As part of the accompaniment programs and services offered by the MIS, we offer various tools to support the leaders of projects with a high social and environmental impact.
Tool box
If you wish to familiarize yourself with some of the key elements inherent to the implementation of such a project, or if you simply wish to learn more about the steps involved in starting a project, look at the resources selected on this page.
#01 - The theory of change
A theory of change is a schematic and synthetic representation of how we perceive change should occur.
It is a strategic planning methodology that defines the ultimate vision of a project or organization and then maps out the preliminary steps required to achieve that vision, through a roadmap or conceptual framework.
These include: the short-, medium- and long-term changes or impacts targeted by the intervention, the various means implemented to achieve the desired changes, and the target publics. The diagram may also explain the assumptions or presuppositions of the project and its conditions for success.

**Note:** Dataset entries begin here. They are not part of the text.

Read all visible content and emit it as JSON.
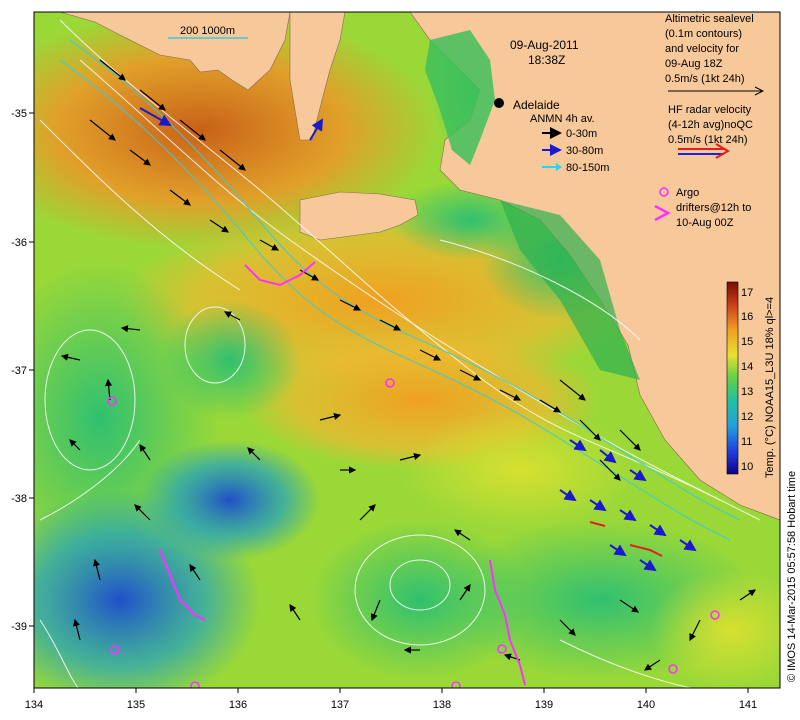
{
  "map": {
    "date_line1": "09-Aug-2011",
    "date_line2": "18:38Z",
    "city": "Adelaide",
    "scale_label": "200  1000m",
    "x_ticks": [
      "134",
      "135",
      "136",
      "137",
      "138",
      "139",
      "140",
      "141"
    ],
    "y_ticks": [
      "-35",
      "-36",
      "-37",
      "-38",
      "-39"
    ],
    "colors": {
      "land": "#f7c89a",
      "coast": "#c8c8c8",
      "sst_cool": "#1e6fd8",
      "sst_mid": "#32c86e",
      "sst_warm": "#f0a020",
      "sst_hot": "#b05010",
      "anmn_0_30": "#000000",
      "anmn_30_80": "#1a1acc",
      "anmn_80_150": "#2fd0f0",
      "argo": "#ff30ff",
      "hf_red": "#e02020",
      "hf_blue": "#2020e0"
    }
  },
  "legend": {
    "altimetry": [
      "Altimetric sealevel",
      "(0.1m contours)",
      "and velocity for",
      "09-Aug 18Z",
      "0.5m/s (1kt 24h)"
    ],
    "hf_radar": [
      "HF radar velocity",
      "(4-12h avg)noQC",
      "0.5m/s (1kt 24h)"
    ],
    "anmn": {
      "title": "ANMN 4h av.",
      "items": [
        "0-30m",
        "30-80m",
        "80-150m"
      ]
    },
    "argo": [
      "Argo",
      "drifters@12h to",
      "10-Aug 00Z"
    ]
  },
  "colorbar": {
    "label": "Temp. (°C) NOAA15_L3U 18% ql>=4",
    "ticks": [
      "17",
      "16",
      "15",
      "14",
      "13",
      "12",
      "11",
      "10"
    ]
  },
  "credit": "© IMOS 14-Mar-2015 05:57:58 Hobart time"
}
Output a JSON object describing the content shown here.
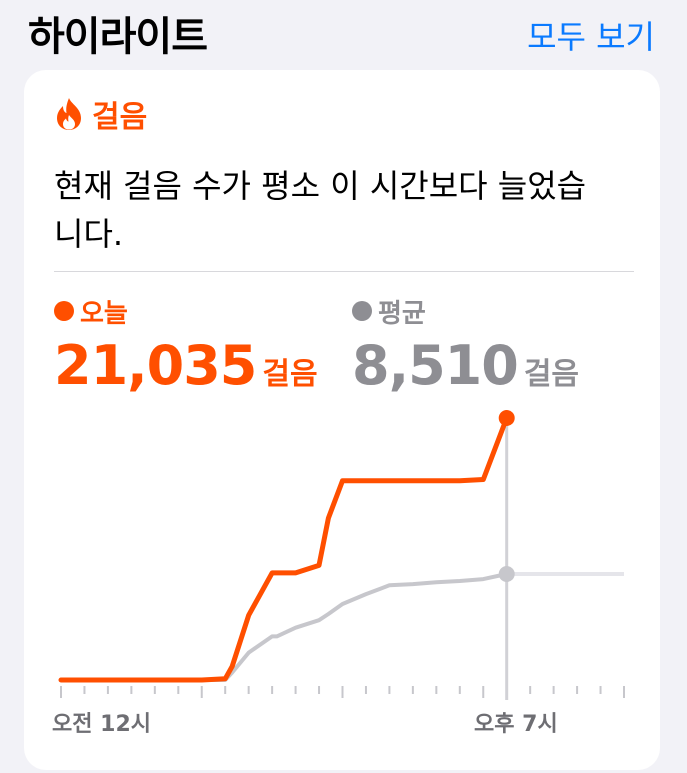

Learn more about the theory of change and ecosystem mobilization by watching this selection of short video clips. Designed to be used as part of a broader educational approach that includes other tools, these clips are nonetheless very relevant. They feature experts in the social innovation ecosystem with whom the MIS collaborates on an ongoing basis to provide the tools needed to move from idea to action.
Producing a theory of change
Let’s start by learning more about the theory of change, its purpose and its components with the intervention of Judith Gaudet — Impact, Strategic Clarity and Evaluation Coach at Innoweave — and Natalie Chapdelaine — Innoweave’s Manager for Québec and Francophone communities.
1/7 – What is a theory of change?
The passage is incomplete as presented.